What is a cyst? How do I know if I have one?
A cyst is a small mass beneath the skin. It is confused with a lipoma, or a collection of fat, but, unlike a lipoma, a cyst is fluid filled and can become infected or occasionally drain. If you have a small mass beneath the skin that has grown in size, become tender or red, then you could have a cyst. A cyst is a collection of skin cells or fluid that is encapsulated in a sac. Over time the sac can grow in size or become infected, both of which need attention. They can be called sebaceous, epidermal or pilar cysts. Each has a slightly different cause but can present very similarly.
What is a lipoma?
A lipoma is a collection of fat that has grown into a ball. It rarely gets infected and so can be easily removed, often in the office. If the lipoma is in a sensitive area or is relatively large, we may decide to remove it in the operating room for comfort and safety.

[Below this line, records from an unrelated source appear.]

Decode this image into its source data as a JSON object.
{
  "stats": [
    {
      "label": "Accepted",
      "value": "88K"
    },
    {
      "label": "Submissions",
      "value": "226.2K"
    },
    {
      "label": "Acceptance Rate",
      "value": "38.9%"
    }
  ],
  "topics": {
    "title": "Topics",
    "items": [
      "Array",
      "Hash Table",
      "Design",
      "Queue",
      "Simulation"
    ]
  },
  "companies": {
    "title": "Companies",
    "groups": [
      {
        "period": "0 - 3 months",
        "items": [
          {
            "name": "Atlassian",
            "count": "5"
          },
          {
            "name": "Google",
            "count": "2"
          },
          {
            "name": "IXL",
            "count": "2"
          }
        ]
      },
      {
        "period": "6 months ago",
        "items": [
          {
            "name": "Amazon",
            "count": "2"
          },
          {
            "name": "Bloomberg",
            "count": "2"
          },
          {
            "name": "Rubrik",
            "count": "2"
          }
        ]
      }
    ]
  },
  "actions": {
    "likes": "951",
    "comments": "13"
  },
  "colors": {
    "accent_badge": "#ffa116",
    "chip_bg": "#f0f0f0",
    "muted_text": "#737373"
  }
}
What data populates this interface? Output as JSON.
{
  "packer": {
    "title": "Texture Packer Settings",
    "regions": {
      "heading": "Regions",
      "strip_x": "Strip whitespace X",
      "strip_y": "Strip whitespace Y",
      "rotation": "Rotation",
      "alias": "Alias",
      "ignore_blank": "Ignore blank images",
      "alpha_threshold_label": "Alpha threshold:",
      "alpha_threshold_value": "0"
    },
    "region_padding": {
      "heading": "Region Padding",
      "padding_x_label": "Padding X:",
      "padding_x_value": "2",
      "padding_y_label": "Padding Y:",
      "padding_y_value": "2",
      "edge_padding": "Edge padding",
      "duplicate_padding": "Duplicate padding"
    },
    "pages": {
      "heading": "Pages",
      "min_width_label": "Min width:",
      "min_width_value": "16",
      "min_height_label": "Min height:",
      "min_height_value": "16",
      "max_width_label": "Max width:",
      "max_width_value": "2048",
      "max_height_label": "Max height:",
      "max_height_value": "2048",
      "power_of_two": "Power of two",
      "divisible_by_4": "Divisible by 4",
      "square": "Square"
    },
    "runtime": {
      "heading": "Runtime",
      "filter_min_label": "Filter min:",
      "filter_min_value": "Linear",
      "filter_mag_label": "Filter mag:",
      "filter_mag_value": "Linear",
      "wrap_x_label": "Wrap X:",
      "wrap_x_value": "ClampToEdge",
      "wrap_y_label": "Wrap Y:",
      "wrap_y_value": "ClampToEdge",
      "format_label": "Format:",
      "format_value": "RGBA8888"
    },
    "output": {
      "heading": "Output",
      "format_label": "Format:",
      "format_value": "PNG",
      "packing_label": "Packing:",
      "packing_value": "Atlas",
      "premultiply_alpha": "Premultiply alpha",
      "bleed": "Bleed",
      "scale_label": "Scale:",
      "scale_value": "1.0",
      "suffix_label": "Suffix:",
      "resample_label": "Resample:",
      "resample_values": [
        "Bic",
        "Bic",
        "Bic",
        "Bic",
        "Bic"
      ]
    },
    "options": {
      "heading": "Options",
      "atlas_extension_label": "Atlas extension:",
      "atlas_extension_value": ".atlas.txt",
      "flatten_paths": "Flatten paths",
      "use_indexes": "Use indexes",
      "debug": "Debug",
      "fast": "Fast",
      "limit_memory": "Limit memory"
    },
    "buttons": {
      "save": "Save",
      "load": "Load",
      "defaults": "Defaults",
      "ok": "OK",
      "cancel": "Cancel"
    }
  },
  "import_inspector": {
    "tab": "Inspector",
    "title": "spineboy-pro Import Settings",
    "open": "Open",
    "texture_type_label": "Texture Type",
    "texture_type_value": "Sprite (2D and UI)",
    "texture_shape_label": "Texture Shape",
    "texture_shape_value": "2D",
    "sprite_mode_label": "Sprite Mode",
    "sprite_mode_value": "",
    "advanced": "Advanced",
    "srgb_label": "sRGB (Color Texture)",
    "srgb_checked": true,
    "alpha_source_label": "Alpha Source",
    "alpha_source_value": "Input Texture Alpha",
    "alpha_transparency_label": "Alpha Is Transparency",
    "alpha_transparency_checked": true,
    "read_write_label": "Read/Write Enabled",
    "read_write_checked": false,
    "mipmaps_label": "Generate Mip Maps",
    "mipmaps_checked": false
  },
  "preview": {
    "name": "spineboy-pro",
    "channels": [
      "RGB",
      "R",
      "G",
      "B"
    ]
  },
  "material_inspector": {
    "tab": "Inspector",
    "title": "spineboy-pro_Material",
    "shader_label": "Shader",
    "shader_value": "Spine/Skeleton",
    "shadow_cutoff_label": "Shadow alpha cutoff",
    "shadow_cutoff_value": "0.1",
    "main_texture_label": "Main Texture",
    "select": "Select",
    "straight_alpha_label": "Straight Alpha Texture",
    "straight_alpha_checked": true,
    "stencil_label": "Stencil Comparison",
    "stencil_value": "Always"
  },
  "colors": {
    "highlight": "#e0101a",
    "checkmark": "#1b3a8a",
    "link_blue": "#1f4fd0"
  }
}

How are cysts and lipomas treated?
A mass beneath the skin that grows in size, becomes painful or red needs to be removed. If it is a cyst, the sac of fluid is best removed BEFORE it gets infected. If it is infected, the infectious material can be drained, but the sac is very difficult to remove at that time. The tissue around an infection is very inflamed and makes removal of the capsule very difficult.
Both masses can be removed by making an incision over the top. The fat or cyst can then be freed from the surrounding tissue and removed from the skin. If there is no sign of infection, the skin can be closed with stitches. The stitches will need to be removed in 7-10 days.